Die Repressionen der Erdogan-Administration kennen keine Grenzen: Exiljournalisten wie Erk Acarer, Hayko Bagdat oder Fehim Tastekin werden seit Jahren wegen ihrer journalistischen Tätigkeit strafrechtlich verfolgt oder administrativen Repressalien unterworfen.

Can Dündar, der ehemalige Chefredakteur der Tageszeitung Cumhuriyet, wurde seinerseits von Recep Tayyip Erdogan persönlich bedroht. «Derjenige, der diesen exklusiven Artikel unterzeichnet hat, wird dafür sehr teuer bezahlen. Ich werde ihn nicht so belassen»,, hatte Erdogan über Dündar gesagt. Der Journalist musste nicht nur ins Exil gehen, sondern wurde auch in absentier zu 27 Jahren und sechs Monaten Haft verurteilt – wegen eines kritischen Artikels aus dem Jahr 2015 mit dem Titel «Hier sind die von Erdogan für inexistent erklärten Waffen».

Digitale Plattformen wurden blockiert

Ausserdem wurden Soziale Medien und Websites von der Erdogan-Administration wiederholt zensiert. Zuletzt wurde Instagram am 2. August wegen Verstössen gegen «Katalogvergehen» – von Missbrauch von Minderjährigen bis hin zur Förderung von Drogen – unzugänglich gemacht.

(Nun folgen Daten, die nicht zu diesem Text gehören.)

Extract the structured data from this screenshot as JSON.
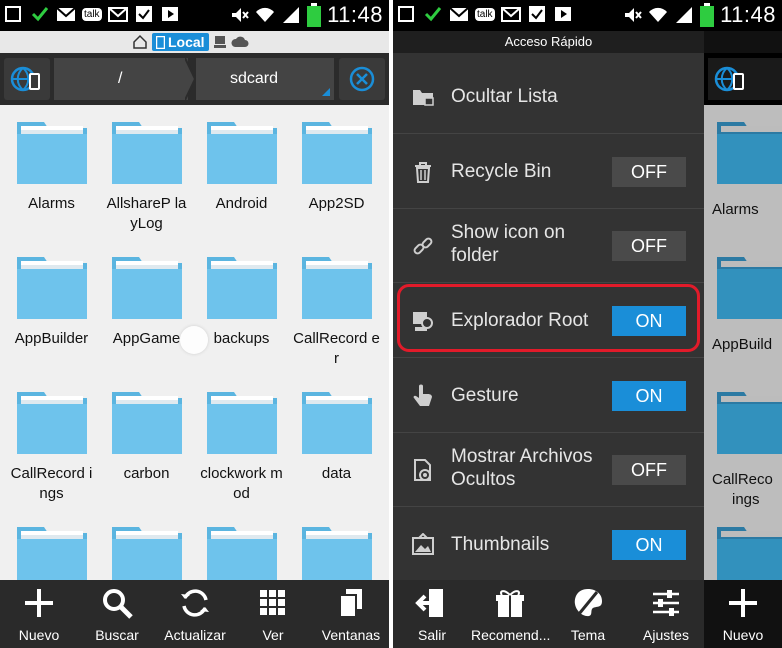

Die ohne Details angekündigte Zugangssperre basiert auf Artikel 8 des Internetgesetzes, das es ermöglicht, Inhalte oder Seiten aus einer Reihe von Gründen unzugänglich zu machen, darunter «Pornografie», «Verkauf von gesundheitsgefährdender Produkte», «Anstiftung zum Selbstmord» oder die Image-Schädigung von Mustafa Kemal Atatürk, dem Gründer der modernen Türkei.

Die Sperre erfolgte, nachdem Instagram die Beileidsbekundung von Recep Tayyip Erdogan zum Tod des Hamas-Führers Ismail Haniyeh eingeschränkt hatte. In ähnlicher Weise hatte die Regierung bereits Im Jahr 2017 Wikipedia im Land für drei Jahre gesperrt. Der Hintergrund: Inhalte, die Vorwürfe der Komplizenschaft zwischen der türkischen Regierung und dschihadistischen Organisationen in Syrien thematisierten. Auch Twitter war im März 2014 aufgrund von Tonaufnahmen, in denen Politiker in Korruptionsfälle verwickelt waren, gesperrt worden.

Fünf Journalisten getötet

Seit Ausbruch des Bürgerkriegs in Syrien kam es in der Türkei zudem zu fünf Morden and Journalisten: drei Syrer, die zuvor in die Türkei geflohen waren, sowie zwei Lokaljournalisten aus Bursa und Kocaeli. Dabei handelt es sich um einen Anstieg an Morden an Journalisten, war doch in den Jahren zuvor nur ein Journalist ermordet worden: Der türkisch-armenische Journalisten Hrant Dink, Gründer der zweisprachigen Wochenzeitung Agos, (im Jahr 2007).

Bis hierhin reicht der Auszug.